Cannel coal was found in Aspull. There were several large collieries dating back to the 18th century, also malt kilns and a cotton mill. In 1896 the Crawford, Kirkless, Moor and Woodshaw Pits in the township belonging the Wigan Coal and Iron Company employed over 1,000 workers. Aspull's long history of mining left a legacy of old mineshafts, water drainage tunnels (soughs) and abandoned mine workings.

The Great Haigh Sough in Haigh Country Park discharged iron rich minewater into the Yellow Brook
discolouring the brook and River Douglas downstream with ochre deposits. In 2004 the Coal Authority provided a passive treatment plant in a scheme costing £750,000. Work was undertaken by Ascot Environmental who built a pumping station, pipelines, settlement lagoons, reedbeds and landscaped the site.
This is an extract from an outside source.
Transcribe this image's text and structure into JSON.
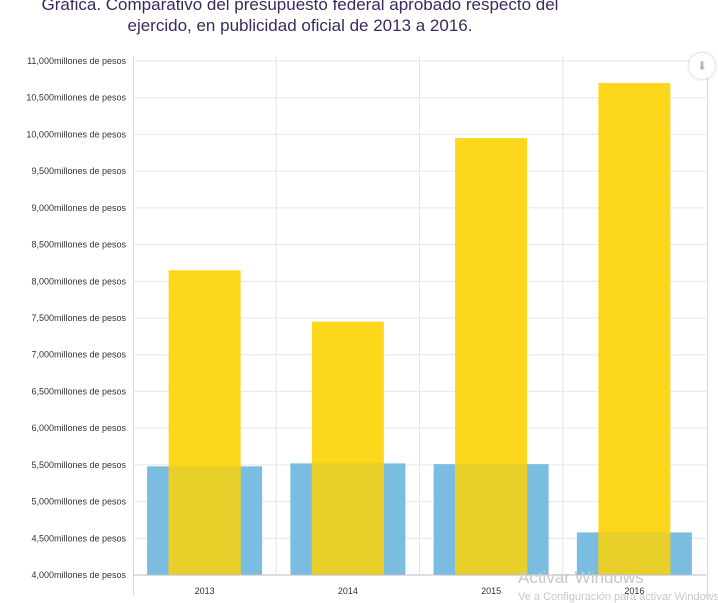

The scheme has improved the water quality removing the discolouration and allowed fish to populate the brook.

The coal-mining tradition lives on in the name of the Colliers Arms pub on Wigan Road, which carries a datestone of 1700 .

==Geography==
Aspull is on a crossroads. The principal road is to the north-east/south-west, Blackrod to Wigan. Another road runs north-west/south-east, Standish to the A6 road. The Leeds and Liverpool Canal passes through the western corner of the township. Aspull Moor lies in the northern half of the village.

The nearest railway station is at Hindley although Blackrod is only a few yards further distant. Hindley has the more frequent service, whilst Blackrod has the faster service to Manchester. Whilst having colliery (goods) railways Aspull has never had a central railway station of its own. There was, however, on the line from Wigan to Chorley (via Hindley), a station named Dicconson Lane & Aspull some distance from Aspull; that was closed in 1956, before closure of the entire line to passengers in 1960 and to goods in 1966.

==Sport==

Aspull juniors football club with over 20 teams and 300 children playing from the village, Also has a superb girls section.
The town's rugby union club, Aspull RFC, currently fields 3 senior teams. The 1stXV plays in the Counties 1 ADM Lancashire & Cheshire, the 2nd XV plays in the Group 1 of the ADM Combination league and the 3rd XV play in NOWIRUL Simply Lifetime Mortgages Division 3 Central of Halbro NW Leagues.

The town is home to the Aspull Olympic Wrestling Club, known internationally as "The Snake Pit", one of the last gyms to teach authentic catch wrestling. It hosts the Snake Pit World Championships and other competitions for catch wrestling.

== Notable people ==
- William Pickard (1821–1887), a British trade unionist, active in the Wigan District Miners' Union
- Jim Sharrock (1882–1945), an English professional rugby league footballer who played 275 games for Wigan Warriors
- Frank Randle (1901–1957), an English comedian.